CRCPR Online: Quais outros assuntos e novidades foram discutidos na reunião?
Lucélia Lecheta: Na discussão, as empresas de software pediram um outro item que vai ajudar também todos os contadores. Hoje existe no Serpro um telefone “0800” que é um varejão. Quando ocorre um problema, os funcionários dos escritórios de contabilidade e as empresas de software começam a ligar no Serpro. Todo mundo no mesmo canal.
Então, as empresas de software estão solicitando que este “0800” seja exclusivo dos contadores para tirar dúvidas e resolver outros tipos de problema, e que haja um canal exclusivo para as empresas de software, para que entrem em contato direto com a área técnica do Serpro. Assim, quando uma das empresas consegue resolver com o Serpro, ela usa seus canais de comunicação para transmitir o que precisa ser feito para todas as demais, e libera os contadores de se envolver com esse tipo de questão técnica.

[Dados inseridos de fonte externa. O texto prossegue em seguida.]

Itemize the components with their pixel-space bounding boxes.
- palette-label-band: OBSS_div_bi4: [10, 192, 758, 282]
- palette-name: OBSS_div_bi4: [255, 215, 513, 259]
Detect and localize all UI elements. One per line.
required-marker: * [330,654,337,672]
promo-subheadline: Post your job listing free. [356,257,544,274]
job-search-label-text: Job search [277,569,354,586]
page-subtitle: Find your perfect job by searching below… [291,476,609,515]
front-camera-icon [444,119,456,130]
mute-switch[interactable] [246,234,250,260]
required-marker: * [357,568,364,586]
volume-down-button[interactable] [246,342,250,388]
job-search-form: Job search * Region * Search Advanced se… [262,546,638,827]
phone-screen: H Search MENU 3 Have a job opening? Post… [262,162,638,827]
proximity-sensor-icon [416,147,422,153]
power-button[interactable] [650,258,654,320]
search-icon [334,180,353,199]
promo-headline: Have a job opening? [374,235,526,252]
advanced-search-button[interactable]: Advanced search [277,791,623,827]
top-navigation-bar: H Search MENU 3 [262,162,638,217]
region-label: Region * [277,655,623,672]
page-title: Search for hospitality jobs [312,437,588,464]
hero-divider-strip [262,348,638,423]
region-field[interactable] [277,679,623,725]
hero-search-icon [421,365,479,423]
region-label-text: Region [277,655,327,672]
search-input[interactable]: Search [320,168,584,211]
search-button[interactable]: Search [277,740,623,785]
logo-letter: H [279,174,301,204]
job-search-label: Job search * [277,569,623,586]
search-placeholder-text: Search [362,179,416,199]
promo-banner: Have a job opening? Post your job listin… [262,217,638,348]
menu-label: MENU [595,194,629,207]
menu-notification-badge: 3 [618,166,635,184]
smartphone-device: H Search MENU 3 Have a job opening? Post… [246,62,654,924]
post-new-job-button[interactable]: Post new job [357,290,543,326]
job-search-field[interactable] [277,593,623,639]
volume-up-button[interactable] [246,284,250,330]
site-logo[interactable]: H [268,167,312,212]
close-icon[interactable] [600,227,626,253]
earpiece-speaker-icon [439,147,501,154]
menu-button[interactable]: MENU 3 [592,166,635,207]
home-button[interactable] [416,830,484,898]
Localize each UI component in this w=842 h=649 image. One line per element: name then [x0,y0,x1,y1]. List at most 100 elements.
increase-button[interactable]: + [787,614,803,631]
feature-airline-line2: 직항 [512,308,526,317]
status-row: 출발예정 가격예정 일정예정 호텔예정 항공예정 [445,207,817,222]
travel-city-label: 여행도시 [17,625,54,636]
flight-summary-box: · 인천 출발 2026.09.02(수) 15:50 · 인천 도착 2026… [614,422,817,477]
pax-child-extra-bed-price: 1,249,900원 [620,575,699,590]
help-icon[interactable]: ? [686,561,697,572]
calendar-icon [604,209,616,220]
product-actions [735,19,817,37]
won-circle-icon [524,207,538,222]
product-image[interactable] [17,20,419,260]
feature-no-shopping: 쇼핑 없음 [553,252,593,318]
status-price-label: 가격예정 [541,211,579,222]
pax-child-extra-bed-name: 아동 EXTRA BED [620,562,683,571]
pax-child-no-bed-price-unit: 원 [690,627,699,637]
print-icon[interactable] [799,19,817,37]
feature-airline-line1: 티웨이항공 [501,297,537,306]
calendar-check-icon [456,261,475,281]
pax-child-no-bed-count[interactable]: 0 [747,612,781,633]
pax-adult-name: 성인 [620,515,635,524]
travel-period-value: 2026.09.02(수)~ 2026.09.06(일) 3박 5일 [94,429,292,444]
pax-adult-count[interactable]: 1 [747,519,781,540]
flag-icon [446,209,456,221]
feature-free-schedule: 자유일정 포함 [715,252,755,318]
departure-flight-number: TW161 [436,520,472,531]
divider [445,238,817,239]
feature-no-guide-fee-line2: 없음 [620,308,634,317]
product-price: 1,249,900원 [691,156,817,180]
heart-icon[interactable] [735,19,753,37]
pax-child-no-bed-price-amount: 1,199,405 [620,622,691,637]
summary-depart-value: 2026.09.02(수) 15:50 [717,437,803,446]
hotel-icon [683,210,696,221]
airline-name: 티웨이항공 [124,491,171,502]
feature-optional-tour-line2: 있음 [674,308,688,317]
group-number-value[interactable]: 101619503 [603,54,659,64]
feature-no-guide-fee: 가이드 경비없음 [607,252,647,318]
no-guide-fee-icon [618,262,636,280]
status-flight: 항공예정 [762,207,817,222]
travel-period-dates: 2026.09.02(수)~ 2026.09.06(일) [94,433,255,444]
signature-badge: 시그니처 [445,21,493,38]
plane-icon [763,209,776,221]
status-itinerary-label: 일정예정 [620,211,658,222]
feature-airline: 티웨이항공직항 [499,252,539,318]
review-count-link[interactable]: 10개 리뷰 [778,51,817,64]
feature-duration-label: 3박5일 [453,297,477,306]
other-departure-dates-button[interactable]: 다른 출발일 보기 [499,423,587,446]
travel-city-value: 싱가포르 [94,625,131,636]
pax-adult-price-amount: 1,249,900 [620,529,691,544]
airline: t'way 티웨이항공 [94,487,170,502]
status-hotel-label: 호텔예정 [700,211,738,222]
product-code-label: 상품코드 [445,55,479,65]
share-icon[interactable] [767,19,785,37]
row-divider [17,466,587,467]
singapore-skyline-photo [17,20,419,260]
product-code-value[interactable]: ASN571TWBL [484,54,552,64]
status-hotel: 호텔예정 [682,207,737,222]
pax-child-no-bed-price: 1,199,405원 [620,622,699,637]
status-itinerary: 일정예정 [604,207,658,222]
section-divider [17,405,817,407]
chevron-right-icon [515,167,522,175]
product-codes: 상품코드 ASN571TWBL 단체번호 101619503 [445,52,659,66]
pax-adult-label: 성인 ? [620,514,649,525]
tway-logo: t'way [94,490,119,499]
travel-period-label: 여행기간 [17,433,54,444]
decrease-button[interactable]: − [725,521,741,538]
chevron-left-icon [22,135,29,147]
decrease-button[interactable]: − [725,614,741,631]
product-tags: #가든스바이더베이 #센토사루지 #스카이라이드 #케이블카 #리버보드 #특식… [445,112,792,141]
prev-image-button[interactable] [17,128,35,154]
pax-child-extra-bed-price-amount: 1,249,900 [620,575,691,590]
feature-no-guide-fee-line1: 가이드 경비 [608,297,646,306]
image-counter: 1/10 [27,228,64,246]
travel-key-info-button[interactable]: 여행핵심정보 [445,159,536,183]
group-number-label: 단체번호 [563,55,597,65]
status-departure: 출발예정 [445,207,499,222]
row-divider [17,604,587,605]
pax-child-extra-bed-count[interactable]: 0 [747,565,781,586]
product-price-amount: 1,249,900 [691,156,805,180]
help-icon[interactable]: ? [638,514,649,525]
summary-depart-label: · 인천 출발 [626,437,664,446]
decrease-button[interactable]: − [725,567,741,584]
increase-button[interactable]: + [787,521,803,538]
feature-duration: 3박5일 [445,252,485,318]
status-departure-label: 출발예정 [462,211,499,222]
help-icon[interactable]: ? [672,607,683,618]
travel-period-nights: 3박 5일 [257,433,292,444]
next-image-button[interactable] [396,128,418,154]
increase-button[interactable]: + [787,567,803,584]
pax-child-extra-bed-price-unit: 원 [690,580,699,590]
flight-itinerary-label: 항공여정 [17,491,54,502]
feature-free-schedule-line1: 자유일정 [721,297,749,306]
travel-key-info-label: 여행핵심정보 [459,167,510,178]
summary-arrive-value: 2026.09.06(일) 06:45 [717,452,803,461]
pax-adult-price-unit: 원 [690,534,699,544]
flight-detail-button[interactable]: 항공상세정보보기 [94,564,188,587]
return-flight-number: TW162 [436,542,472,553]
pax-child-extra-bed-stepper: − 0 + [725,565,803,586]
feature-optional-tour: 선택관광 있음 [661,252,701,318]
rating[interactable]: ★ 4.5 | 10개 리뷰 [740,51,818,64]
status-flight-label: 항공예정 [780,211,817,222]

CRCPR Online: Por que a próxima reunião será só no dia 4 de julho?
Lucélia Lecheta: Porque ao longo do mês de junho haverá dois grandes eventos internos da Receita Federal. Um que vai reunir todos os técnicos durante alguns dias em Belo Horizonte para discutir todos os processos do eSocial, e outro, que reunirá o Comitê Gestor do eSocial para validar o trabalho dos técnicos durante o encontro anterior. Por isso, a própria Receita solicitou que a reunião fosse depois desses dois eventos, para que possam efetivamente trazer respostas a esses pontos apontados por nós. Prometeram que esses problemas observados até o momento não se repetirão na entrega de dados de junho, mas estaremos atentos. Vamos avaliar no início de junho, em que temos que enviar os dados de folha de pagamento, se os itens que tínhamos alertado anteriormente foram corrigidos.

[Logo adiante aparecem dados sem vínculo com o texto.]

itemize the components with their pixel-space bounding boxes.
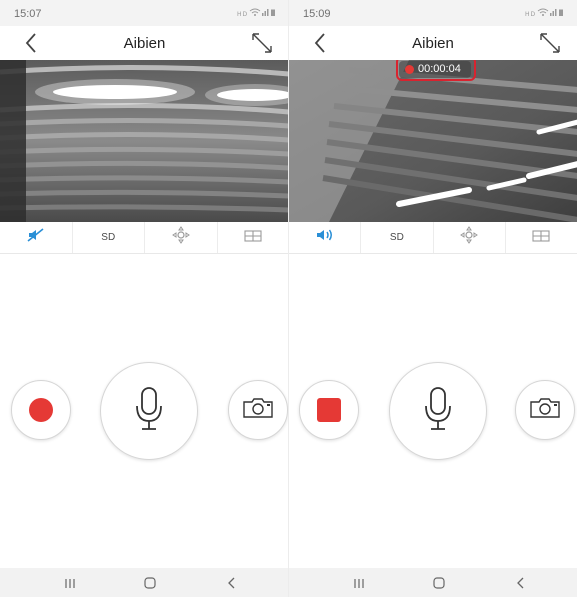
home-icon[interactable]: [431, 575, 447, 591]
snapshot-button[interactable]: [228, 380, 288, 440]
home-icon[interactable]: [142, 575, 158, 591]
grid-layout-icon: [532, 229, 550, 247]
camera-icon: [529, 397, 561, 424]
status-time: 15:07: [14, 8, 42, 20]
ptz-direction-icon: [171, 226, 190, 249]
recent-apps-icon[interactable]: [351, 575, 367, 591]
camera-video-feed[interactable]: [0, 60, 289, 222]
audio-toggle-button[interactable]: [289, 222, 362, 253]
quality-toggle-button[interactable]: SD: [361, 222, 434, 253]
recording-highlight-outline: [396, 60, 476, 81]
ptz-direction-icon: [460, 226, 479, 249]
ptz-control-button[interactable]: [145, 222, 218, 253]
title-bar: Aibien: [0, 26, 289, 60]
audio-toggle-button[interactable]: [0, 222, 73, 253]
status-bar: 15:07 HD: [0, 0, 289, 26]
phone-screen-left: 15:07 HD Aibien SD: [0, 0, 289, 597]
ptz-control-button[interactable]: [434, 222, 506, 253]
quality-label: SD: [389, 232, 404, 243]
speaker-muted-icon: [27, 228, 45, 247]
nav-back-icon[interactable]: [224, 575, 240, 591]
recent-apps-icon[interactable]: [62, 575, 78, 591]
svg-text:HD: HD: [237, 11, 248, 17]
microphone-icon: [134, 386, 164, 437]
fullscreen-icon[interactable]: [249, 31, 275, 55]
status-bar: 15:09 HD: [289, 0, 577, 26]
video-controls-bar: SD: [289, 222, 577, 254]
video-controls-bar: SD: [0, 222, 289, 254]
camera-icon: [242, 397, 274, 424]
stop-record-button[interactable]: [299, 380, 359, 440]
microphone-icon: [423, 386, 453, 437]
system-nav-bar: [289, 568, 577, 597]
layout-toggle-button[interactable]: [506, 222, 577, 253]
status-time: 15:09: [303, 8, 331, 20]
phone-screen-right: 15:09 HD Aibien 00:00:04 SD: [288, 0, 577, 597]
talk-button[interactable]: [389, 362, 487, 460]
snapshot-button[interactable]: [515, 380, 575, 440]
svg-text:HD: HD: [525, 11, 536, 17]
quality-toggle-button[interactable]: SD: [73, 222, 145, 253]
nav-back-icon[interactable]: [513, 575, 529, 591]
fullscreen-icon[interactable]: [537, 31, 563, 55]
record-dot-icon: [29, 398, 53, 422]
system-nav-bar: [0, 568, 289, 597]
stop-square-icon: [317, 398, 341, 422]
layout-toggle-button[interactable]: [218, 222, 290, 253]
signal-wifi-battery-icon: HD: [237, 8, 275, 18]
camera-video-feed[interactable]: 00:00:04: [289, 60, 577, 222]
quality-label: SD: [101, 232, 116, 243]
talk-button[interactable]: [100, 362, 198, 460]
page-title: Aibien: [412, 35, 454, 52]
page-title: Aibien: [123, 35, 166, 52]
signal-wifi-battery-icon: HD: [525, 8, 563, 18]
speaker-on-icon: [315, 228, 335, 247]
status-icons: HD: [237, 8, 277, 19]
grid-layout-icon: [244, 229, 262, 247]
record-button[interactable]: [11, 380, 71, 440]
status-icons: HD: [525, 8, 565, 19]
title-bar: Aibien: [289, 26, 577, 60]
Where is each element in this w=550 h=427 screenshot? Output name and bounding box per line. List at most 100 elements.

Um exemplo é a questão da procuração eletrônica. O contador assina em nome do cliente por procuração. Em dado momento, ocorre uma atualização do eSocial e a procuração passa a não mais ser aceita e o sistema exige que se use o certificado digital de cada cliente. O contador não fica com o certificado do cliente. Isso seria uma temeridade! Então se faz uma procuração específica para o envio do eSocial. Esse problema já aconteceu várias vezes nos últimos tempos, quando sai uma nova versão. Aí eles vão lá e consertam, mas até perceberem isso, a gente fica aqui sem conseguir entregar, porque teria que pegar o certificado de cada cliente.

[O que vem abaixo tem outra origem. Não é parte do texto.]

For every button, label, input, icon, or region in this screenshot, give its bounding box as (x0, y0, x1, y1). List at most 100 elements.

CRCPR Online: Como estão as discussões sobre a implementação do eSocial para as empresas do Simples Nacional?
Lucélia Lecheta: Até agora, temos cerca de 103 mil empresas entregando o eSocial. A previsão é que, a partir de julho, as 11 milhões de empresas do Simples Nacional, das quais 5 milhões tem funcionários (dados RFB), também iniciem a entrega de folha [de pagamento]. Será um grande aumento e em menos de dois meses.
O eSocial do Simples Nacional é igual o de uma empresa grande, os eventos são os mesmos. A legislação trabalhista nunca foi atualizada de forma que as empresas do Simples Nacional tivessem uma simplificação de processos. Nosso posicionamento para a RFB é de que é necessário estabilizar e consertar o que ocorreu até agora, para depois evoluir e realizar uma faseamento de implementação para o Simples Nacional. Porque se tentarem incluir o Simples Nacional agora, pode não dar certo.
Não é um problema dos escritórios de contabilidade e sim da falta de capacidade de inserção destes arquivos e do formato que eles foram concebidos.
CRCPR Online: Quais os próximos passos do CFC sobre o tema?
Lucélia Lecheta: Continuaremos fazendo um acompanhamento periódico junto à RFB e Serpro, cobrando a realização do que foi prometido na última reunião. Posteriormente, nova reunião será realizada no dia 4 de julho, com a finalidade de se buscar uma avaliação nos progressos e, além disso, debater com as empresas e a classe contábil novos avanços para a melhoria do eSocial.